Logging to the console is great, but in practice, we'll likely want to store all of these titles in an an array-like cheerio object. We can use the built in .map() iterator to pull out just the titles and store them in their own cheerio object:

request(URL, (error, response, body) => {
    let $ = cheerio.load(body);
    let results = $('.search-result-preview')
    let resultTitles = results.map((index, element)=>{
        return $(element).find('a').attr('title')
    })
    console.log(resultTitles)
})

This still gives us a lot of gobbledy-gook we didn't ask for. Use the .get() function after .map() to see an array of exactly what we asked for (see docs -> traversing -> get):

request(URL, (error, response, body) => {
    let $ = cheerio.load(body)
    let results = $('.search-result-preview')
    let resultTitles = results.map((index, element)=>{
        return $(element).find('a').attr('title')
    })
    console.log(resultTitles.get())
})

Exercise:

What if we want more than just the name of the businesses?
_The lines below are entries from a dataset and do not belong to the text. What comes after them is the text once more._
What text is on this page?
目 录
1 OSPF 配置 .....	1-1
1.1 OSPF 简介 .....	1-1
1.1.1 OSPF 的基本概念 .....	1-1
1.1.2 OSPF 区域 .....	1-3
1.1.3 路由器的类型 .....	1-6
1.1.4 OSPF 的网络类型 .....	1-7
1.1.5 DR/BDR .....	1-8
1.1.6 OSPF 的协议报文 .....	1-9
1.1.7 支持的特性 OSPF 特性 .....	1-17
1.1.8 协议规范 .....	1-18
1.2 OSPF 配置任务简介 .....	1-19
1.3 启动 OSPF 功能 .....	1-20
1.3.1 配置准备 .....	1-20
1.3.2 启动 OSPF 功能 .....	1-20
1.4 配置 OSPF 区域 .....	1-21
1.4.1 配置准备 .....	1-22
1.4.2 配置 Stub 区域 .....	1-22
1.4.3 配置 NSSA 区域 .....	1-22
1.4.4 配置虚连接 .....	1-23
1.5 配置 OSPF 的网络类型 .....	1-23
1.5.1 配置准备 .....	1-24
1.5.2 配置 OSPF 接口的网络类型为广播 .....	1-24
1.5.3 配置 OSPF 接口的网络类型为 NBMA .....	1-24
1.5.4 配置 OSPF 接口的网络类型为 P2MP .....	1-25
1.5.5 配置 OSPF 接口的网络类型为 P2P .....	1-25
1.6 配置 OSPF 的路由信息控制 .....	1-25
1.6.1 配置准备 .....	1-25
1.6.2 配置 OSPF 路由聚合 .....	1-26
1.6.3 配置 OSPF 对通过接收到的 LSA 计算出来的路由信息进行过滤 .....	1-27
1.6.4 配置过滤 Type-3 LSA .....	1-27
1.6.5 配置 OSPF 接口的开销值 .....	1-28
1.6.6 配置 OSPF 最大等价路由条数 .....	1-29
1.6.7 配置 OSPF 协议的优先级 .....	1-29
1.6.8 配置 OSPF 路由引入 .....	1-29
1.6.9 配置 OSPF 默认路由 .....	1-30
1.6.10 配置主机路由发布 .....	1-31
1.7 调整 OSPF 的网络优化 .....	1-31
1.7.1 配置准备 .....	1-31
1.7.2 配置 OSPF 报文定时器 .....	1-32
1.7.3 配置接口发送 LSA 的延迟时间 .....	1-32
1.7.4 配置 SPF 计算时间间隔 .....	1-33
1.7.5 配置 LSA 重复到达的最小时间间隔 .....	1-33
Let's modify our code to also store the URL for the image associated with the result:

request(URL, (error, response, body) => {
    let $ = cheerio.load(body);
    let results = $('.search-result-preview')
    let filteredResults = results.map((index, element)=>{
        return {
            title: $(element).find('a').attr('title'),
            img: [ INSERT YOUR CODE HERE ]
        }
    })
    console.log(filteredResults.get())
})

HINT

```javascript $(element).find('.image-container').attr('style') ``` Now you need to modify the string to isolate the url!

SOLUTION

```javascript request(URL, (error, response, body) => { let $ = cheerio.load(body); let results = $('.search-result-preview') let filteredResults = results.map((index, element)=>{ let imgurl = $(element).find('.image-container').attr('style') imgurl = imgurl.substring(22, imgurl.length-15) return { title: $(element).find('a').attr('title'), img: imgurl } }) console.log(filteredResults.get()) }) ``` Now you need to modify the string to isolate the url!